O vice-presidente da Comissão Europeia para o Euro, Valdis Dombrovkis, em entrevista para o Expresso e a SIC, diz que cada governo é que tem de decidir a combinação de políticas, mas alerta que os países têm de olhar para folga orçamental antes de fazer despesa

Que os Estados-membros não podem gastar o que querem é cada vez mais claro. A memória da crise económica é recente e enquanto houver contas por endireitar, Bruxelas vai continuar a carregar na tecla da responsabilidade pelas finanças públicas. Os que já se afastaram da linha vermelha do défice excessivo (3% do PIB) e têm folga orçamental partem em vantagem para investir e podem fazê-lo. No entanto, os que ainda estão acima desse valor ou têm níveis de dívida pública muito elevada têm primeiro de dar resposta a estes problemas. O vice-presidente da Comissão Europeia para o euro lembra ainda que “os altos níveis de dívida pública são um entrave ao crescimento”.

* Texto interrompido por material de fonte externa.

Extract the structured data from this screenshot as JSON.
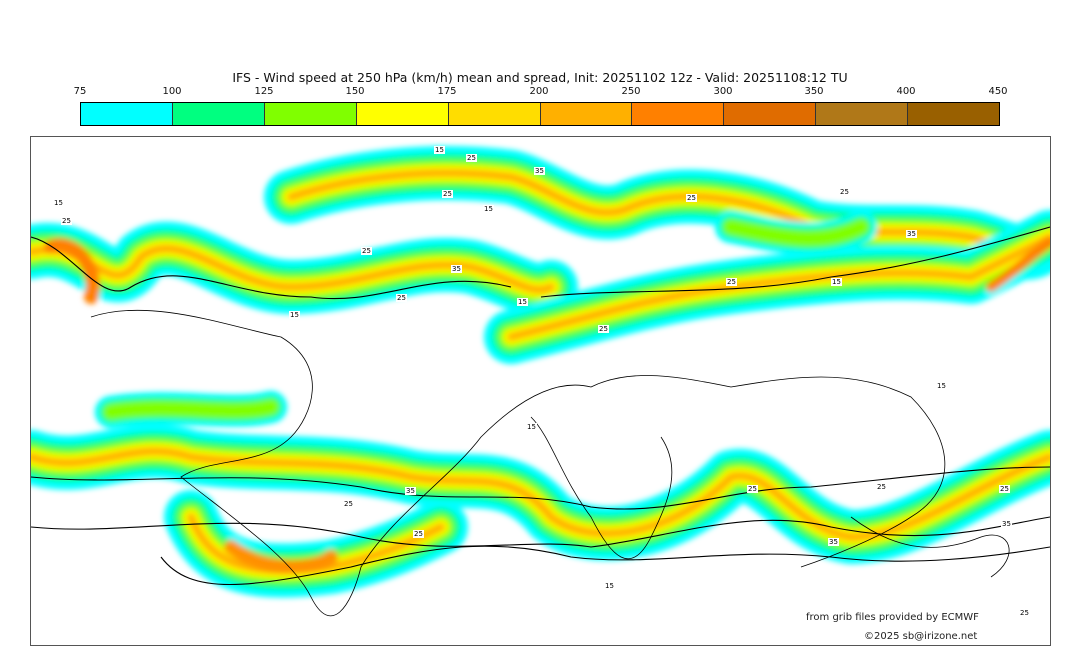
{
  "title": "IFS - Wind speed at 250 hPa (km/h) mean and spread, Init: 20251102 12z - Valid: 20251108:12 TU",
  "colorbar": {
    "ticks": [
      "75",
      "100",
      "125",
      "150",
      "175",
      "200",
      "250",
      "300",
      "350",
      "400",
      "450"
    ],
    "colors": [
      "#00ffff",
      "#00ff80",
      "#80ff00",
      "#ffff00",
      "#ffdd00",
      "#ffb000",
      "#ff8000",
      "#e06c00",
      "#b07818",
      "#996000"
    ]
  },
  "contour_labels": [
    "15",
    "25",
    "35",
    "25",
    "15",
    "25",
    "35",
    "25",
    "15",
    "25",
    "25",
    "15",
    "25",
    "35",
    "25",
    "15",
    "15",
    "25",
    "35",
    "25",
    "25",
    "35",
    "25",
    "15",
    "15",
    "25",
    "15",
    "25",
    "35",
    "25"
  ],
  "credits": {
    "source": "from grib files provided by ECMWF",
    "copyright": "©2025 sb@irizone.net"
  }
}
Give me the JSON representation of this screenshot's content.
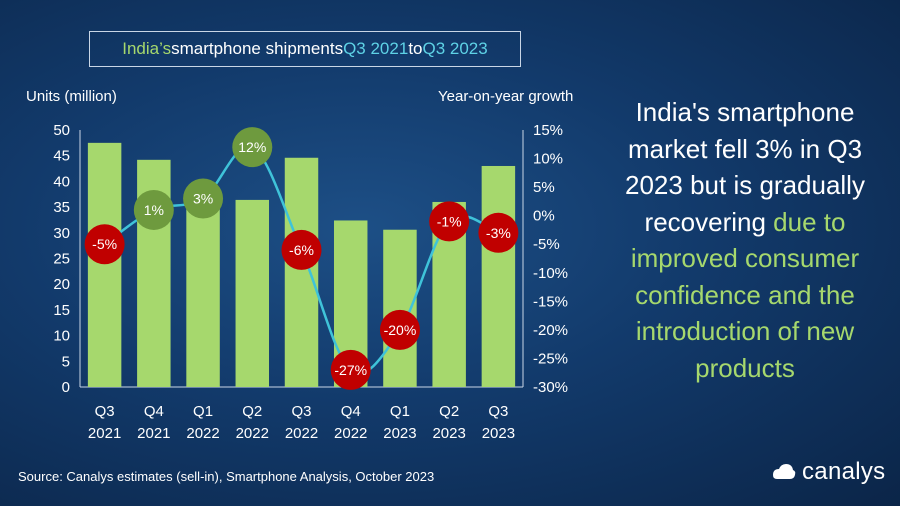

Os países com um défice excessivo não podem ter uma política expansionista?
Isto é claro que tem de ser tido em consideração, porque é um fator de risco em si mesmo. Isso afeta negativamente as notações de crédito dos países e afeta negativamente a capacidade de atraírem investimento. Desse ponto de vista não se pode ter desenvolvimento económico sustentável sem finanças públicas sustentáveis.